Wednesday, January 6, 2010

Cannonball Run


via :
Maybe you didn’t grow up watching Burt Reynolds and Dom DeLuise in the Cannonball Run, but most everybody knows the premise. A Cannonball Run is a no-holds barred, cross-country race where winner takes all. Technicalities like speed limits are often overlooked as riders push it to the limit for a chance to win big money. But somehow I don’t think too many speeding tickets will be issued for this latest rendition I came across called, which will make the coast-to-coast run on Pre-1916 Motorcycles.

Think you’re an iron butt? Then try riding across the country on a motorcycle with a thin seat pan, no suspension, and a top speed of maybe 35 mph tops. This is going to be a true test of mental and physical endurance. Most of the old bikes haven’t seen this type of action, either, so keeping the motorcycles in running order will be the other major challenge. We’re talking almost 100-year-old motorcycles, here, back when companies like Sears, Flying Merkel, Excelsior, and Henderson competed against infant Harley-Davidson, Indian, and Triumph companies.

The classic Cannonball Run will take place from Sept. 10-26, 2010. It will start in Kitty Hawk, North Carolina, and will end 3300 miles later in Santa Monica, California. It is scheduled to take place over 16 total days, 15 of them being on the road with one rest day in Fort Smith, Arkansas, in between. The route will avoid busy interstates, instead sticking to rural country roads as much as possible. Most days the ride will be 250 miles or shorter and are scheduled to run predominantly during daylight hours.

No machine built after 1915 can compete in the run. The motorcycles must be powered by an original engine and will be divided into three categories. Class 1 is for Single Cylinder, Single Speed motorcycles, Class 2 is for Twin Cylinder, Single Speed bikes, and Class 3 is Multi Cylinder, Multi Speed motorcycles with two- and three-speed transmissions.
Just think about it. What a nostalgic ride, doing it the way Erwin ‘Cannonball’ Baker did it back in the day. Baker set his first record on an Indian motorcycle back in 1914 when he traveled coast-to-coast in 11 days. He would go on to set 143 driving records from 1910 through the ‘30s.

I’m nominating Motorcycle USA’s Bart Madson to compete on our behalf. Bart-man took part in the Grave Robbers Ride during the summer which pitted motorcycles that cost less than $1000 and had been ‘resurrected from the grave’ on a run through the wilds of Idaho.
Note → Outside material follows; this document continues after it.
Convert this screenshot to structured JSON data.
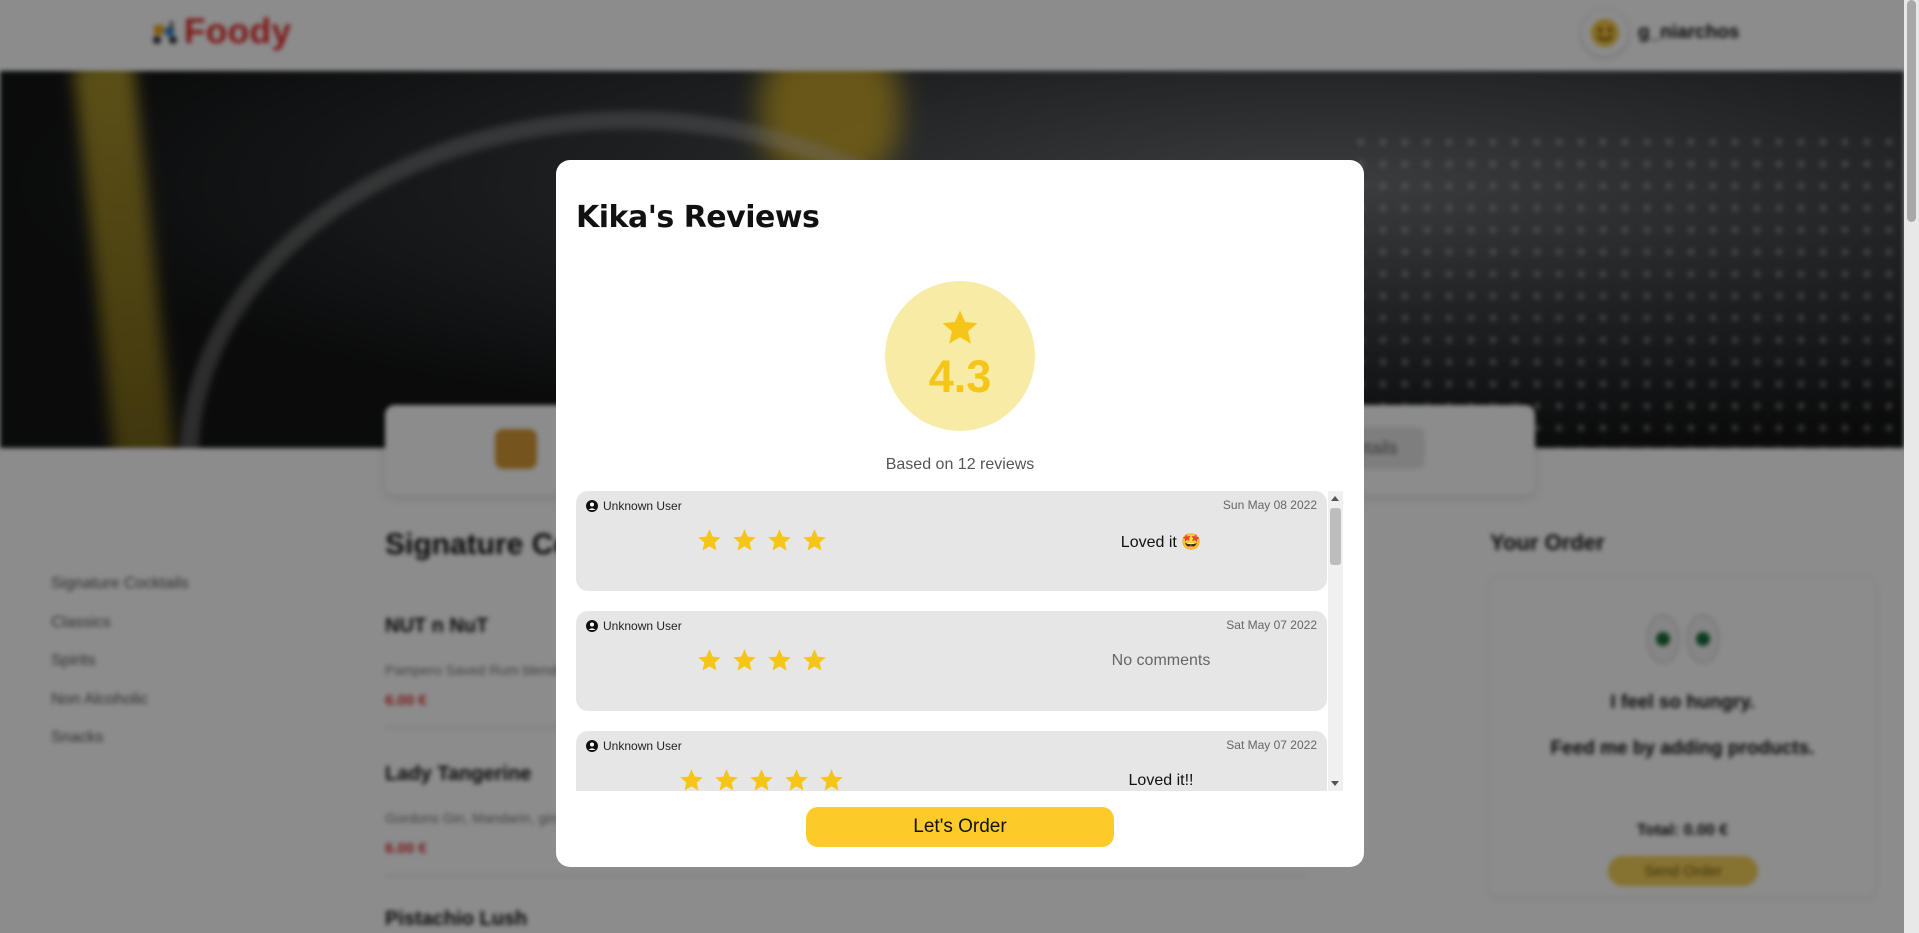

Bart fudged the rules slightly by riding a couple of modern classics so this time I think he should have to play by the rules and do the Cannonball on a Pre-1916 motorcycle. Bad part is, Motorcycle USA doesn’t have any Pre-1916 bikes in our garage to fit the bill. Is there anybody out there with an old Henderson or Flying Merkel sitting in their garage that would like to help out the cause? Maybe we could get Monkey Butt to sponsor him, too!